Assets and liabilities may also be manipulated, either to remain within limits such as debt covenants or to hide problems. For example, working capital efficiency is managed by valuing the stock at market value which is higher than the cost (not recording the deviation at the main place) knowing fully well stock should be valued at cost or market price whichever is lower. The reporting of deviation (if done) is done most often in the notes to take shelter under the loose ends of law (freedom of interpretation).

Effect of Changes in Accounting Standards

One of the major observations relating to creative accounting is that creative accounting techniques change the main numbers shown in the financial statements, but make themselves evident elsewhere, most often in the notes to the accounts. Unless, the user of information thoroughly examines the financial statements along with notes to the accounts and other additional details, the hidden information cannot be detected.

In fact, accounting standards are meant to block particular ways of manipulating accounting through creative accounting. As accounting standards change over time, the techniques of creative accounting also change overtime. In the sense, when the accounting standards change, the techniques that will work also change.

The paradox is that the well-intentioned changes in accounting standards open up new opportunities for creative accounting. One of the best examples for this is the fair value concept. It should be noted that every rule has an exception or contains a loophole that is used by the intellectuals of the accounting profession to their advantage by practicing the method of creative accounting.

Creative Accounting and Window Dressing

Many a times, widow dressing and creative accounting are used as synonyms. But it is not so. When applied to accounts, window dressing is a broader term that can be applied to other areas. In the US, window dressing is often used to describe the manipulation of investment portfolio performance numbers. In the context of accounts, window dressing is more likely than creative accounting to imply illegal and fraudulent practices. Despite this explanation, one can see a thin layer of difference between the two. Hence, it may not be incorrect to conclude that creative accounting is often a means where window dressing is an end.

Justification with the Provisions of Law

The accounts manager can defend his action in the following way:

    1. Proper verification of the stock revealed the difference.
    2. Defend repairs as renewal amounting to enhancement in the value of building.
    3. Investments to be shown at current market price can be defended as a policy matter.
    4. Based on the increased profits, revised value of goodwill can easily be defended.
    5. Treating bad debts as good debts can be defended by quoting the positive aspects of the frantic efforts made to collect the debts.

Though all these changes are justifiable within the provisions of law, the justification is not within the spirit of law.
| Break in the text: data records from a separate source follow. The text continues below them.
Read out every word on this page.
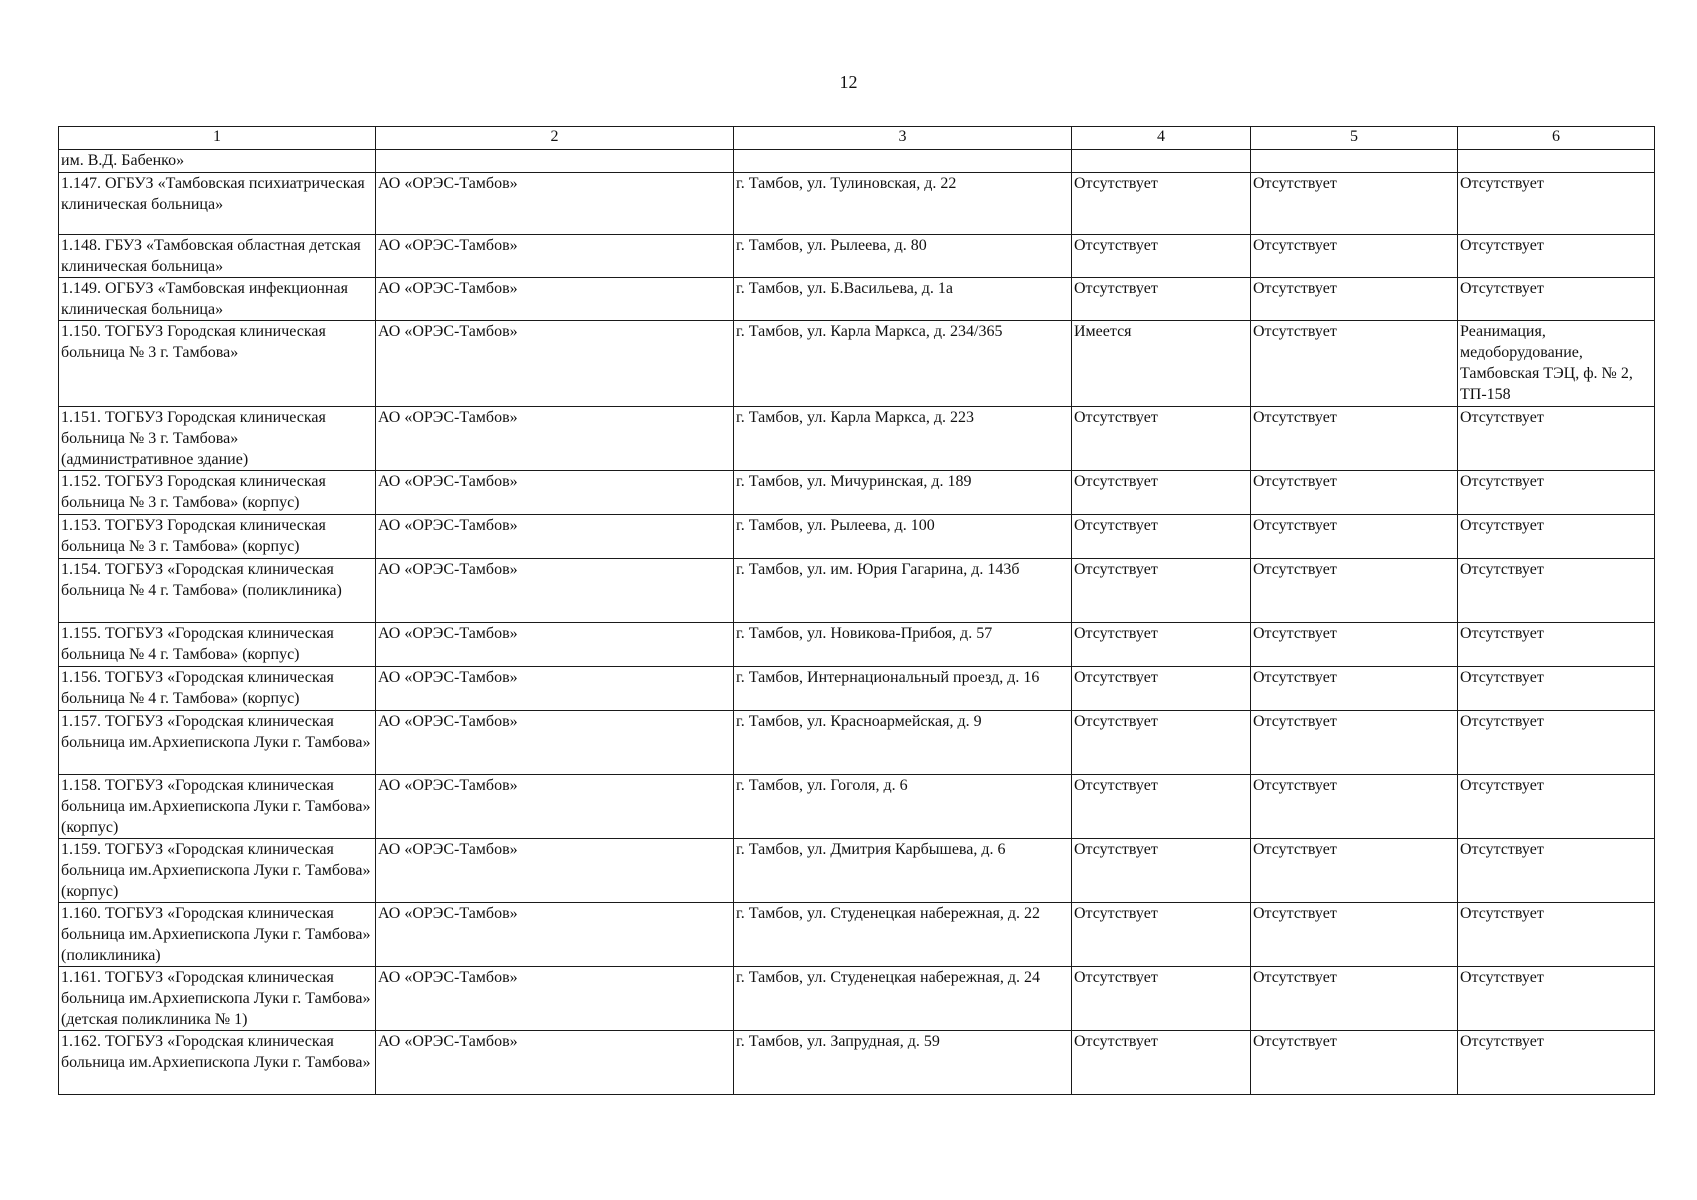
12
1	2	3	4	5	6
им. В.Д. Бабенко»					
1.147. ОГБУЗ «Тамбовская психиатрическая клиническая больница»	АО «ОРЭС-Тамбов»	г. Тамбов, ул. Тулиновская, д. 22	Отсутствует	Отсутствует	Отсутствует
1.148. ГБУЗ «Тамбовская областная детская клиническая больница»	АО «ОРЭС-Тамбов»	г. Тамбов, ул. Рылеева, д. 80	Отсутствует	Отсутствует	Отсутствует
1.149. ОГБУЗ «Тамбовская инфекционная клиническая больница»	АО «ОРЭС-Тамбов»	г. Тамбов, ул. Б.Васильева, д. 1а	Отсутствует	Отсутствует	Отсутствует
1.150. ТОГБУЗ Городская клиническая больница № 3 г. Тамбова»	АО «ОРЭС-Тамбов»	г. Тамбов, ул. Карла Маркса, д. 234/365	Имеется	Отсутствует	Реанимация, медоборудование, Тамбовская ТЭЦ, ф. № 2, ТП-158
1.151. ТОГБУЗ Городская клиническая больница № 3 г. Тамбова» (административное здание)	АО «ОРЭС-Тамбов»	г. Тамбов, ул. Карла Маркса, д. 223	Отсутствует	Отсутствует	Отсутствует
1.152. ТОГБУЗ Городская клиническая больница № 3 г. Тамбова» (корпус)	АО «ОРЭС-Тамбов»	г. Тамбов, ул. Мичуринская, д. 189	Отсутствует	Отсутствует	Отсутствует
1.153. ТОГБУЗ Городская клиническая больница № 3 г. Тамбова» (корпус)	АО «ОРЭС-Тамбов»	г. Тамбов, ул. Рылеева, д. 100	Отсутствует	Отсутствует	Отсутствует
1.154. ТОГБУЗ «Городская клиническая больница № 4 г. Тамбова» (поликлиника)	АО «ОРЭС-Тамбов»	г. Тамбов, ул. им. Юрия Гагарина, д. 143б	Отсутствует	Отсутствует	Отсутствует
1.155. ТОГБУЗ «Городская клиническая больница № 4 г. Тамбова» (корпус)	АО «ОРЭС-Тамбов»	г. Тамбов, ул. Новикова-Прибоя, д. 57	Отсутствует	Отсутствует	Отсутствует
1.156. ТОГБУЗ «Городская клиническая больница № 4 г. Тамбова» (корпус)	АО «ОРЭС-Тамбов»	г. Тамбов, Интернациональный проезд, д. 16	Отсутствует	Отсутствует	Отсутствует
1.157. ТОГБУЗ «Городская клиническая больница им.Архиепископа Луки г. Тамбова»	АО «ОРЭС-Тамбов»	г. Тамбов, ул. Красноармейская, д. 9	Отсутствует	Отсутствует	Отсутствует
1.158. ТОГБУЗ «Городская клиническая больница им.Архиепископа Луки г. Тамбова» (корпус)	АО «ОРЭС-Тамбов»	г. Тамбов, ул. Гоголя, д. 6	Отсутствует	Отсутствует	Отсутствует
1.159. ТОГБУЗ «Городская клиническая больница им.Архиепископа Луки г. Тамбова» (корпус)	АО «ОРЭС-Тамбов»	г. Тамбов, ул. Дмитрия Карбышева, д. 6	Отсутствует	Отсутствует	Отсутствует
1.160. ТОГБУЗ «Городская клиническая больница им.Архиепископа Луки г. Тамбова» (поликлиника)	АО «ОРЭС-Тамбов»	г. Тамбов, ул. Студенецкая набережная, д. 22	Отсутствует	Отсутствует	Отсутствует
1.161. ТОГБУЗ «Городская клиническая больница им.Архиепископа Луки г. Тамбова» (детская поликлиника № 1)	АО «ОРЭС-Тамбов»	г. Тамбов, ул. Студенецкая набережная, д. 24	Отсутствует	Отсутствует	Отсутствует
1.162. ТОГБУЗ «Городская клиническая больница им.Архиепископа Луки г. Тамбова»	АО «ОРЭС-Тамбов»	г. Тамбов, ул. Запрудная, д. 59	Отсутствует	Отсутствует	Отсутствует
  • Manipulating financial numbers, within the letter of law but against tho spirit is considered as creative accounting.
  • The tricks used are: Off balance sheet financing, over-optimistic revenue recognition and use of exaggerated non-recurring items.
  • Moro often, as accounting standards change over time, creative accounting techniques also change.
  • If creative accounting is used to manipulate financial numbers, window dressing can be applied to other areas also as it is a wider term.
  • In the context of accounting, window dressing is more likely than creative accounting.
  • Creative accounting may be a means, where as window dressing may be an end.